A couple years back when I interviewed you after the release of your second album, The Third Sound of Destruction and Creation, I asked you to sum up the album in a sentence. It wasn’t an easy task by any means but you did it: “Musically expanded album exploring a wide range of (sometimes) contrasting themes, where the borders between, light and darkness, dream and reality, pop and experimental elements start disappearing.” How would you say things have changed for Gospels of Degeneration?
Things are always different from album to album, both because it reflects the situation you were in when the album was made and because you want to push things forward. There were a lot of changes within the band when we were planning to start recording this album. Our bass player had left (but has now returned again) and we did not have a drummer until we met Leo who has a small studio where the album was recorded. The main song ideas had been written some time before we started and I did not wanna sit around and wait so me, Robin (guitar) and Leo just went ahead and recorded the songs.
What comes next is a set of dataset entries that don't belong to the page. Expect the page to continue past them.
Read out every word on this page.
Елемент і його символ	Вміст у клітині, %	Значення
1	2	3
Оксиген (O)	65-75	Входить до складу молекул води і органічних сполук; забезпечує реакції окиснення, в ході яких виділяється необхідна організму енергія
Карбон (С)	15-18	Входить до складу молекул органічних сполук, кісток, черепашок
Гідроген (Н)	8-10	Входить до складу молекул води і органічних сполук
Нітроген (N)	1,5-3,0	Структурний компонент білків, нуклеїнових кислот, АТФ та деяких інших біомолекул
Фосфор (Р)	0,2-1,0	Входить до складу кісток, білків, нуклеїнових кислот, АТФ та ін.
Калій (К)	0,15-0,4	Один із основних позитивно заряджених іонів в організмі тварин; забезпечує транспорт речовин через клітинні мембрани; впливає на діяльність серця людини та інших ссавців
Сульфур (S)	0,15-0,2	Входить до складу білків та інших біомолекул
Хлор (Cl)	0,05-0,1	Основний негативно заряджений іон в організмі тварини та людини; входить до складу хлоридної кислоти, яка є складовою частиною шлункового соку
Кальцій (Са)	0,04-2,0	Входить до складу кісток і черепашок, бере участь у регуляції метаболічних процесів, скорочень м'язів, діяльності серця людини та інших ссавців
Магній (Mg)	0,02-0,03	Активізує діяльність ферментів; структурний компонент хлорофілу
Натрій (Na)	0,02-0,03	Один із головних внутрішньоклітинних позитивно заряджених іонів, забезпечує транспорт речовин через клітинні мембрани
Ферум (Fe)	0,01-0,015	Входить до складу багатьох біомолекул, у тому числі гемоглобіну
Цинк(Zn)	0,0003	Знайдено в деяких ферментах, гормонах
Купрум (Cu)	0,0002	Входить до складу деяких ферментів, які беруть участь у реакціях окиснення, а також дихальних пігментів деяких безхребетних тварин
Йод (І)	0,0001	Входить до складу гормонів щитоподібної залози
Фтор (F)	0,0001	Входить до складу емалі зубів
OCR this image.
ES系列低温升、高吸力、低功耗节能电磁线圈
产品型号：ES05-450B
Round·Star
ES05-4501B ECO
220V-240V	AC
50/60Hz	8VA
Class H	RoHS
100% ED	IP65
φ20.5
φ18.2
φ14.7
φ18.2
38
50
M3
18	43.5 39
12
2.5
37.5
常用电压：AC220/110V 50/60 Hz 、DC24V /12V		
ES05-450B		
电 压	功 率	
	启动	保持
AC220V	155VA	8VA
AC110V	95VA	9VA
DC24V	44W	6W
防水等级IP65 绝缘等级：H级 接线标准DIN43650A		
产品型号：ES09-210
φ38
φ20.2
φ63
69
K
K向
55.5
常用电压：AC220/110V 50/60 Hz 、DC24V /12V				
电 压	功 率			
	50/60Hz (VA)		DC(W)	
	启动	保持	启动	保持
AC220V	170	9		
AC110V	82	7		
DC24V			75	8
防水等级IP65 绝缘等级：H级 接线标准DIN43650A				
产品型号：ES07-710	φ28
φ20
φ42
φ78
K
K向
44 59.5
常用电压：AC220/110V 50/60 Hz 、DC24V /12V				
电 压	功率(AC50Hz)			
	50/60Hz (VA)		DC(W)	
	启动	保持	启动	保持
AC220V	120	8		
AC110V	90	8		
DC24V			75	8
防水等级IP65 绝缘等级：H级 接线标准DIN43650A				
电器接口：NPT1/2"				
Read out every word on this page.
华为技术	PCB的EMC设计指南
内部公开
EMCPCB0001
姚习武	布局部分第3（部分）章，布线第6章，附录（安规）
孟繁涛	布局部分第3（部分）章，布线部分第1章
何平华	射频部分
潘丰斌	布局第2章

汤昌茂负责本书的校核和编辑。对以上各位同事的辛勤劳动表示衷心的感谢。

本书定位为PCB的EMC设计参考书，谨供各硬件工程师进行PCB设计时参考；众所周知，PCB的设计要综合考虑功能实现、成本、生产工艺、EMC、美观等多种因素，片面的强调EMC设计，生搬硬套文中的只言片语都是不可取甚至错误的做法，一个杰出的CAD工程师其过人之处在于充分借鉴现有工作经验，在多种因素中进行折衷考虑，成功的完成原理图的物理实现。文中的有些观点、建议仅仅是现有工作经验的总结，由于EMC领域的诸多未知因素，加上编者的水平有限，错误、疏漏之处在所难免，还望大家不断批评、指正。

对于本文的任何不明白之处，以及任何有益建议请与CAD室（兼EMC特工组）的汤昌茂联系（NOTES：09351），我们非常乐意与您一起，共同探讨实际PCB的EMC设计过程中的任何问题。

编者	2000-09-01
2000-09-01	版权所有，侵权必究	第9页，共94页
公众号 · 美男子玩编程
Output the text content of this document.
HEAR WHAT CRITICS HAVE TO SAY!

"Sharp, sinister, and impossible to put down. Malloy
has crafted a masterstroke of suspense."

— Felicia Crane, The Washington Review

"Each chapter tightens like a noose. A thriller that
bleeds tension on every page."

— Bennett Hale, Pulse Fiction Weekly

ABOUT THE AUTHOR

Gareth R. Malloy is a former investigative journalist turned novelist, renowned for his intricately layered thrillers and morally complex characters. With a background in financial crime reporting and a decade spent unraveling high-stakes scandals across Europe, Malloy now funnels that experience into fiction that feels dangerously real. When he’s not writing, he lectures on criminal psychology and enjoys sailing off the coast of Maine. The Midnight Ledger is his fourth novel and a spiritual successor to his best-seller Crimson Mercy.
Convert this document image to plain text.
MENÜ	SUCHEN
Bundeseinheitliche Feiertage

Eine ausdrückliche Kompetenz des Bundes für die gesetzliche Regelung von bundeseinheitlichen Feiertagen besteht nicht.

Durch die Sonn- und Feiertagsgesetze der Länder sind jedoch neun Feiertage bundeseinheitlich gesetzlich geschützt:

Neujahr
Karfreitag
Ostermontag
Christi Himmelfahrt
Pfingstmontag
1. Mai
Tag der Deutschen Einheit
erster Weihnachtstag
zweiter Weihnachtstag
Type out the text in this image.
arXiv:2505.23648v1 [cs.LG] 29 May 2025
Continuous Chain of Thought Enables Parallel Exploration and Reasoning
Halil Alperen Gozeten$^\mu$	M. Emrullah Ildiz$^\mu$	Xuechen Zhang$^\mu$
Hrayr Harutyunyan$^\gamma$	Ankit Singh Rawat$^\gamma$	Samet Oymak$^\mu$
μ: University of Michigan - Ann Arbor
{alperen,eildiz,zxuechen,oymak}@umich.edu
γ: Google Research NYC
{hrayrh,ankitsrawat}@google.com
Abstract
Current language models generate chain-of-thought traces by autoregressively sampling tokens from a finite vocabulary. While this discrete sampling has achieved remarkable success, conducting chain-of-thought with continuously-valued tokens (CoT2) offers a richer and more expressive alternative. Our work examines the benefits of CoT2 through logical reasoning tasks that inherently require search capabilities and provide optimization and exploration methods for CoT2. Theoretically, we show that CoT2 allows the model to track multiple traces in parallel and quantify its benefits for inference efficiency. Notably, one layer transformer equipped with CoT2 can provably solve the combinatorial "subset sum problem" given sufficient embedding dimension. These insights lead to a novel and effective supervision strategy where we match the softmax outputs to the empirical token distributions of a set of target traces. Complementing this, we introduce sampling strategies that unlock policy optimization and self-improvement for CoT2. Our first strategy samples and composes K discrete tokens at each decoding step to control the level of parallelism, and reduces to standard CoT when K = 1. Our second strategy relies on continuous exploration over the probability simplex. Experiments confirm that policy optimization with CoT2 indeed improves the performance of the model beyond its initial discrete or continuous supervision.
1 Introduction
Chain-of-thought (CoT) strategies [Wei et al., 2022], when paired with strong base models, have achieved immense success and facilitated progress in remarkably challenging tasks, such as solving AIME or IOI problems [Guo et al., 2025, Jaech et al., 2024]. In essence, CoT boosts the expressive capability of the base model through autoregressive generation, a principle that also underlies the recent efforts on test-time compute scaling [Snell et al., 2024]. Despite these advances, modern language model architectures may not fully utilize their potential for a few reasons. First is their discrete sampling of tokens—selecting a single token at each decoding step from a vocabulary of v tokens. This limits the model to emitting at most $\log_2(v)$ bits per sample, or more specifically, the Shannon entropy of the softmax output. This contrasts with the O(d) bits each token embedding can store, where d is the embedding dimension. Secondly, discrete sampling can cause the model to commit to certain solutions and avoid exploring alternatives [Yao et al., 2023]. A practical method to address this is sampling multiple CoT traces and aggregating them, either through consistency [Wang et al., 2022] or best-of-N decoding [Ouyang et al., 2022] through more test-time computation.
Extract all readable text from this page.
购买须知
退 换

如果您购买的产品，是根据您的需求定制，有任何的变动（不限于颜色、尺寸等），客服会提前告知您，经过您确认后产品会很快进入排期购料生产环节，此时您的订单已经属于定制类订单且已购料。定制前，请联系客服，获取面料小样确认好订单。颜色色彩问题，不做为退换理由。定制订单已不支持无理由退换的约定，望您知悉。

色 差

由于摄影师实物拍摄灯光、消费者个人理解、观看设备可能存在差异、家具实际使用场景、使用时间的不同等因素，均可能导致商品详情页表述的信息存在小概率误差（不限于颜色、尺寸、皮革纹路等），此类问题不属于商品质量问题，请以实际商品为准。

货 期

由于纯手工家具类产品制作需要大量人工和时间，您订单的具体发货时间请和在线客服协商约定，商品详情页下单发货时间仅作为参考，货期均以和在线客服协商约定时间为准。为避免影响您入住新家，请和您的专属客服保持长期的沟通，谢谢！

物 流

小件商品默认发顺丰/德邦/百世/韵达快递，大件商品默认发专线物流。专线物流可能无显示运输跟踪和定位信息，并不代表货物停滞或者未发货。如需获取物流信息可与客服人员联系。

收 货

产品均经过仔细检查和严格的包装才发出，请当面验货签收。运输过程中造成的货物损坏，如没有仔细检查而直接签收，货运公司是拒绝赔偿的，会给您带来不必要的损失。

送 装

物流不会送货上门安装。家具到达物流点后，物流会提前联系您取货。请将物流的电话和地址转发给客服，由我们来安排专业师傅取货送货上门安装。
Robin and I had discussed making an album that was not as layered and produced sounding as the last one, we wanted something a bit more straight forward this time and to rely on the songwriting itself rather than decorating with heavy use of effects, so it made perfect sense to make a record in a small and simple studio.
The album is another amazing piece. The guitar work throughout this really stands out, especially after a few listens and you are able to absorb it all. It’s an extension of your soul at many times, where you can FEEL that emotion just right there, slamming into your being. So beautiful and heart wrenching. Can you elaborate a bit on the song writing, and how the guitar played a part in bringing these songs to so much level and depth?
There was more time to work the songs out this time since we did not have a deadline like last time, It was a slower process and I would send Robin unfinished recordings so he could spend time working on his part before coming in to record. In some cases there was also a different approach because I would start a song with the bass line which allowed me and Robin to do more guitar harmonies together.
The first single from the album, “You Are Not Here”, features Tess Parks. Can you tell us about this collaboration? Was this song written with her, or you just had her in mind?
It is a song I wrote a while ago but I was not sure if it would fit on the album and when I presented it to Robin and Leo the idea of making it a duet was still just in my head. I had met Tess when she was recording her album with Anton and just thought she had an amazing voice, so when she got in touch few months later while we were recording saying she was coming back to Berlin I took it as a sign and asked her if she would be up for singing it with me.
Following “You Are Not Here” come the songs “Hole In My Heart” and “Before There Was You”. Both songs are favourites from the album. What can you tell us about those songs?
I think they are both good examples of the straightforward simple approach I mentioned, because it could have been easy to do a lot more layers there but we just did not feel it was necessary. Lyrically speaking they both deal with losing someone close to you but two completely different ways of dealing with it.
What more would you like to add about the new album?
I guess I realised afterwards that a lot of the lyrics are in one way or another somehow reflecting my experience and ideas of Berlin. Not only personal experience, also what I have seen around me and the reputation of the city as sort of a hedonistic place. This is not in any way a concept album but this is at least one of the themes.